For instance, a provision of Section 105 would reduce enhanced mandatory minimums for “armed career criminals” from 15 to 10 years. This would reform the Armed Career Criminal Act (ACCA), 18 U.S.C. 924 (e), which requires imposition of a minimum 15-year term of imprisonment for recidivists convicted of unlawful possession of a firearm, as defined by 18 U.S.C. 922 (g), if they have three prior state or federal convictions for violent felonies or serious drug offenses. In this instance, a “serious drug offense” is one punishable by ten years imprisonment; a “violent felony” is one that (1) has an element of threat, attempt, or use of physical force against another or (2) is burglary, arson, or extortion, involves the use of explosives, or otherwise involved conduct that presents a serious potential risk of physical injury to another.

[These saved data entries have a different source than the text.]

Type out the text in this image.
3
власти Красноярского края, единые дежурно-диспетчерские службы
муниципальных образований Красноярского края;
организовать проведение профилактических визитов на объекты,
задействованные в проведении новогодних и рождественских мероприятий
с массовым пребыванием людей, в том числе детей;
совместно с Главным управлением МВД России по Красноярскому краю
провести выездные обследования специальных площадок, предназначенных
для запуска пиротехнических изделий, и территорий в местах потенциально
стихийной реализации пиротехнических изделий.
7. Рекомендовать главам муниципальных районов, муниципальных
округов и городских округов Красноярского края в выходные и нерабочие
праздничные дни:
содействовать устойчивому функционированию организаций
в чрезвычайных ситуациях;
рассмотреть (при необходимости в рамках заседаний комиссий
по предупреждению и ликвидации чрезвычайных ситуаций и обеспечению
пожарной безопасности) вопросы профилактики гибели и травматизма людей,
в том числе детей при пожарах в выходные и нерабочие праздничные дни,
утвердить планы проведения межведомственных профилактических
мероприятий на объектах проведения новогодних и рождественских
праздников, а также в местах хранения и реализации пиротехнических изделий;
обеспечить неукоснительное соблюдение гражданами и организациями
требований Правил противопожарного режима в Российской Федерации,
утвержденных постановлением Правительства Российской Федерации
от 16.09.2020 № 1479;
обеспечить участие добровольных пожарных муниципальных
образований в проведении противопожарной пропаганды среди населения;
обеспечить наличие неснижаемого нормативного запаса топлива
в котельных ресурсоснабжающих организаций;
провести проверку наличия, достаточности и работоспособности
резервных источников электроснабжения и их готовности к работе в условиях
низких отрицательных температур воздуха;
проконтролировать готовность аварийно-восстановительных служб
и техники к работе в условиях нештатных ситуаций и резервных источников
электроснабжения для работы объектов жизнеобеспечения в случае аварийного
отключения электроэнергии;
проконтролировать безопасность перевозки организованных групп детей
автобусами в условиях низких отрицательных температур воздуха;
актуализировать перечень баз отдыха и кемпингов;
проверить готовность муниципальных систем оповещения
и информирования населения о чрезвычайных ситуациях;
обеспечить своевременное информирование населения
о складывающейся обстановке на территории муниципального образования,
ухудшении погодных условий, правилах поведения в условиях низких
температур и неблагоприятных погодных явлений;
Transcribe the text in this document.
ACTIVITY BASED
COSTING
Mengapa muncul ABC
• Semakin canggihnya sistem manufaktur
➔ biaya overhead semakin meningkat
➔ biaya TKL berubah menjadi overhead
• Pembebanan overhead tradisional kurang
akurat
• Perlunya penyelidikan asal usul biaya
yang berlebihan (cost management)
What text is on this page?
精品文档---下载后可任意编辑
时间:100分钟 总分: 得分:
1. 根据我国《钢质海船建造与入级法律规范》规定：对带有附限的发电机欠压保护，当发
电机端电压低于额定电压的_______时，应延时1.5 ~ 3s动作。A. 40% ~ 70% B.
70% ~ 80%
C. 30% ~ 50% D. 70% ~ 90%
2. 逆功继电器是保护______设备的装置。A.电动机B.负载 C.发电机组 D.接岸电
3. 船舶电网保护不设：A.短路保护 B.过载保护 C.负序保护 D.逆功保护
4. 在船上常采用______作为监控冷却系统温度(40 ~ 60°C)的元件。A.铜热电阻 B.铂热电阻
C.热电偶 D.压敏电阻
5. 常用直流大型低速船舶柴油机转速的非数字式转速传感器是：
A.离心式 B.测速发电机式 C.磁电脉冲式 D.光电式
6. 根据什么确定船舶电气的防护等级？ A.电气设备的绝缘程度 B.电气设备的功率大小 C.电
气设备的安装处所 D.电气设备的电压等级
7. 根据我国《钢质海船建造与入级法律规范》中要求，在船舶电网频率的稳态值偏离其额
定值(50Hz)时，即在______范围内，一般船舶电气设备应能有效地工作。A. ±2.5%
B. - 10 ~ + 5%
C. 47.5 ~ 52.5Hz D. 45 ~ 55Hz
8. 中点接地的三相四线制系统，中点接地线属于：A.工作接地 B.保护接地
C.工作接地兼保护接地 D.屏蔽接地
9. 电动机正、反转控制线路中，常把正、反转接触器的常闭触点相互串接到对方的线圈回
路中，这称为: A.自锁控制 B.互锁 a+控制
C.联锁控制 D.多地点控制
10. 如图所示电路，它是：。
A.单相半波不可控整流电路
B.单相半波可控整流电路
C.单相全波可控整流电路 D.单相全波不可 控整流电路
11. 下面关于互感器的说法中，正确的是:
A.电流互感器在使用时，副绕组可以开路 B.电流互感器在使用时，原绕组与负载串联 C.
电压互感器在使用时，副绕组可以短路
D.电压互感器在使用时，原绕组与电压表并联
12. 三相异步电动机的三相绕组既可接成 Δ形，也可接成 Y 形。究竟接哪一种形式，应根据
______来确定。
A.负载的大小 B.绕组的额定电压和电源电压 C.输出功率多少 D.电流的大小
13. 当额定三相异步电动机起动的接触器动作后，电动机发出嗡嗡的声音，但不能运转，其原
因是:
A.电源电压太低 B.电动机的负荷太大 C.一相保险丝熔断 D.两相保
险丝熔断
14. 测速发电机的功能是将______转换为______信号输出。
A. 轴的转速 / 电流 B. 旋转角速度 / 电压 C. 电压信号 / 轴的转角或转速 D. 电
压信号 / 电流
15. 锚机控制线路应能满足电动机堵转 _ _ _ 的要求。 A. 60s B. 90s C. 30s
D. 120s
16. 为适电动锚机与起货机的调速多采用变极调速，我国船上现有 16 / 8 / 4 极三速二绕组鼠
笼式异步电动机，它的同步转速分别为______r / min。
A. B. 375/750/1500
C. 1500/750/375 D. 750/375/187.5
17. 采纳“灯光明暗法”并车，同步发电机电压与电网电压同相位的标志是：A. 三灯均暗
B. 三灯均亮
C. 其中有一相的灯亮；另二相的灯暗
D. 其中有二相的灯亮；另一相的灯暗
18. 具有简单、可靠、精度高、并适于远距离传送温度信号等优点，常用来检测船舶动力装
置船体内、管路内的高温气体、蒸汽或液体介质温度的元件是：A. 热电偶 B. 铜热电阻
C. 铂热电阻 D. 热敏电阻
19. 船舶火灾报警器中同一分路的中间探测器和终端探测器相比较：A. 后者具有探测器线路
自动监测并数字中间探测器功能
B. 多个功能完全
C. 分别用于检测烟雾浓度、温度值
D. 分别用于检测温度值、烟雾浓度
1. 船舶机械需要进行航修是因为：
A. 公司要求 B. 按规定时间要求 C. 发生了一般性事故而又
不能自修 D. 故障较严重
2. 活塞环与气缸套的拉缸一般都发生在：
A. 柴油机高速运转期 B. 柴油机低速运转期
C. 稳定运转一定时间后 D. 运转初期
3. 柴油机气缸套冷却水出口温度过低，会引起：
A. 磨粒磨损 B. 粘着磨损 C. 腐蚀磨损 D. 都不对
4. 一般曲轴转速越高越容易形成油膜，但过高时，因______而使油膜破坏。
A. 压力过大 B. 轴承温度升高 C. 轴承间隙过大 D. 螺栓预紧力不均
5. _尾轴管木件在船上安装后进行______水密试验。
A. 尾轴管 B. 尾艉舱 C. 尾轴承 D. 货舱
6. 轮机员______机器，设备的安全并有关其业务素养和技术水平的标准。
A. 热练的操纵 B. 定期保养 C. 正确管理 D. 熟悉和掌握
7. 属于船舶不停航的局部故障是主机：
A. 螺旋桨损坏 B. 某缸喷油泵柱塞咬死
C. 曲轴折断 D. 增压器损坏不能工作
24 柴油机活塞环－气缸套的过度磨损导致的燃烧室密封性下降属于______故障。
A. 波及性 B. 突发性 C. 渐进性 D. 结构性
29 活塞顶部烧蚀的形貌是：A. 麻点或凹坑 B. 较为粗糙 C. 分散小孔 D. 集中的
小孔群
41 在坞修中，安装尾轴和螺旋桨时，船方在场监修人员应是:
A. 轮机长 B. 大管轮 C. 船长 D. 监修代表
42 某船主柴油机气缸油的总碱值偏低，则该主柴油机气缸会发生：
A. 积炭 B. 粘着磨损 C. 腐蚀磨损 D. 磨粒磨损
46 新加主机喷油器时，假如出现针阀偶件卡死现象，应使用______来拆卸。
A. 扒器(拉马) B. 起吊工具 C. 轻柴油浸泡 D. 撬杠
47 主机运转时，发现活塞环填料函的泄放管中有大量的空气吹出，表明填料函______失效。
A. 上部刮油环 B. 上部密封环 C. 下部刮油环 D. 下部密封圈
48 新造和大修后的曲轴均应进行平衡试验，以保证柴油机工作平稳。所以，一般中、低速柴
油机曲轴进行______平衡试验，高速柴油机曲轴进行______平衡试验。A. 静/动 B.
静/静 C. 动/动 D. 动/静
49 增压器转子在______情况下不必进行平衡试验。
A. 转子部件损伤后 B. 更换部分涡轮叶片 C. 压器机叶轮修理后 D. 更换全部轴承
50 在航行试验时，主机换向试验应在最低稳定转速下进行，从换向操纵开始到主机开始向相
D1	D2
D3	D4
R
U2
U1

In this case, there is little question that the offenders who would stand to benefit from sentencing reform committed several serious crimes. The proposed legislation, however, would not exonerate these individuals—far from it, in fact. The legislation maintains ten years of compulsory sentencing and permits judges a modicum of discretion to review the facts of an individual’s case and recommend additional years behind bars if they deem it appropriate.
If lawmakers are serious about reducing the federal prison population, reforms that target low-level drug offenders and certain weapons offenders will have the greatest impact. As lawmakers assess criminal justice reform in the Senate and in the House, they must recognize the gravity of the over-incarceration epidemic and look to the facts as they consider the offenders who would be affected by reform.